Indonesia’s major land regions correspond to its largest islands or groups of islands, which fall into three main geographic regions.
Several of the Greater Sunda Islands, including Java (134,045 sq km/51,755 sq mi), Madura (5,587 sq km/2,157 sq mi), Sumatra (473,605 sq km/182,860 sq mi), and Kalimantan (751,100 sq km/290,000 sq mi), form part of the Sunda Shelf, an extension of the coastal shelves of Malaysia, Thailand, Cambodia, and Vietnam. The area is characterized by shallow seas less than 250 m (820 ft) deep. A land bridge once joined the islands of the Sunda Shelf; consequently, they still have plants and animals in common and are part of the Indo-Malayan zoogeographic region.
New Guinea, which contains Indonesia’s province of Papua (421,981 sq km/162,928 sq mi), and the nearby Aru Islands are part of the Sahul Shelf that stretches north from the coast of Australia. Like the seas around islands of the Sunda Shelf, the seas of the Sahul Shelf are shallow. But, the islands of the Sahul were more closely linked to Australia than Asia; consequently, they have animals that are similar to Australian animals and are part of the Austro-Malayan zoogeographic region.
In between and separating the Sunda and Sahul shelves are the islands that make up Nusa Tenggara, along with Maluku and Sulawesi (189,040 sq km/72,989 sq mi).

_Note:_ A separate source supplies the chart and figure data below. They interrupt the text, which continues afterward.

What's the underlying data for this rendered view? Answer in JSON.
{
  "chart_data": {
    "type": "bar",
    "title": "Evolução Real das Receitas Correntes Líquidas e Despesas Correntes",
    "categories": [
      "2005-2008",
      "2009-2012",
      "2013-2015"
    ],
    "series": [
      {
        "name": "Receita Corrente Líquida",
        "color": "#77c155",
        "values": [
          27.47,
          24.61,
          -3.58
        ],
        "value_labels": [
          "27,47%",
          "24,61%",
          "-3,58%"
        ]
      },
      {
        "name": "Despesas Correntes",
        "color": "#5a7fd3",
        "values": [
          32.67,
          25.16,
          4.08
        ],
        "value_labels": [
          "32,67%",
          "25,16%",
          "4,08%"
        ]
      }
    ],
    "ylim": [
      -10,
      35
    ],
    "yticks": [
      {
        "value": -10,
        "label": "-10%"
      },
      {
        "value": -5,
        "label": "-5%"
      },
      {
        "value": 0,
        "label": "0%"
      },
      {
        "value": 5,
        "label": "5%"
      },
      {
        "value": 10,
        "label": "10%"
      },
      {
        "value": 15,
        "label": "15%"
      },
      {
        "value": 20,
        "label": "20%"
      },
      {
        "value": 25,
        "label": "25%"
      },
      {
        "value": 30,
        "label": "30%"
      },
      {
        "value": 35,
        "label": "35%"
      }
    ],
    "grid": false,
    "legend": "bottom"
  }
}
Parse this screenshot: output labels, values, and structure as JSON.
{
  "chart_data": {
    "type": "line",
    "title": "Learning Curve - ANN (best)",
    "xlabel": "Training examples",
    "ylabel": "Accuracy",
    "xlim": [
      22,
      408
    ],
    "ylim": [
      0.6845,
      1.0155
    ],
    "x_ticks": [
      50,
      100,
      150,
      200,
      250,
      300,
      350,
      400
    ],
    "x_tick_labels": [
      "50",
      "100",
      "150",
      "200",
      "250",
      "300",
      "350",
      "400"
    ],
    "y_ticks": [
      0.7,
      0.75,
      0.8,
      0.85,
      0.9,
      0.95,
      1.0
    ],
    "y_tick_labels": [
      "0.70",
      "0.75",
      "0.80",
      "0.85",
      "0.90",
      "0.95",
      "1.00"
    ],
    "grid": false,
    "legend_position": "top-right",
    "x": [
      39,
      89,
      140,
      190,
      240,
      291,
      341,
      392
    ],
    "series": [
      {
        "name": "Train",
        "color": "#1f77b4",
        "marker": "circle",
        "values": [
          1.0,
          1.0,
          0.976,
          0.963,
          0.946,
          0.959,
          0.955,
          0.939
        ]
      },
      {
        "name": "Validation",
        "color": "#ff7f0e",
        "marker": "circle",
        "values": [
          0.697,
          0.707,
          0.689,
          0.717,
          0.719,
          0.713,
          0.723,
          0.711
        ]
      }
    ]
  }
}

Seas in the area reach depths of 5,000 m (16,400 ft), so that even when sea levels were lower, there was little movement between the Sunda and Sahul shelves across this area. The British naturalist Alfred Russel Wallace drew attention in the mid-19th century to the great contrasts between the Sunda and Sahul, illustrating his case with the differences between the ecologies of the islands of Bali and Lombok. As a result, the border between the Sunda and Sahul came to be known as Wallace’s Line. Although the line’s precise dimensions are now disputed, there is little dispute about the significant differences between the Sunda and Sahul.
Indonesia, has about 400 volcanoes, of which about 130 are active and 70 have erupted in historical times. Most are distributed in a chain along the southern islands: from the tip of northern Sumatra and along its western coast; through Java, Bali, and the eastern islands of Lombok, Sumbawa, and Flores; and into the Banda Sea. Another group clusters around northern Sulawesi and Halmahera Island in the Moluccas Sea. The most famous volcanic eruption occurred in 1883 when Krakatau exploded and killed thousands of people on Java and Sumatra. The eruption of Tambora in 1815 was Indonesia’s most destructive, killing approximately 10,000 people in the eruption and thousands more in the resulting famine.
Indonesia is also prone to earthquakes, with epicenters distributed along the same regions as volcanoes. Although many causes contribute to the geological instability of the area, the main cause is the friction between the underlying tectonic plates (see Plate Tectonics). Most of Indonesia sits on the Eurasian Plate. When the Eurasian Plate collides with the Indo-Australian Plate to the south and east or the Philippine and Caroline plates to the northeast, the second plate slides underneath the Eurasian Plate. The pressure causes geological activity on the Earth’s surface that often takes the form of earthquakes or volcanoes. Recent destructive earthquakes include a 1992 tremor that struck the island of Flores, killing 2,000, and an earthquake that struck Sumatra in 1994, killing 180.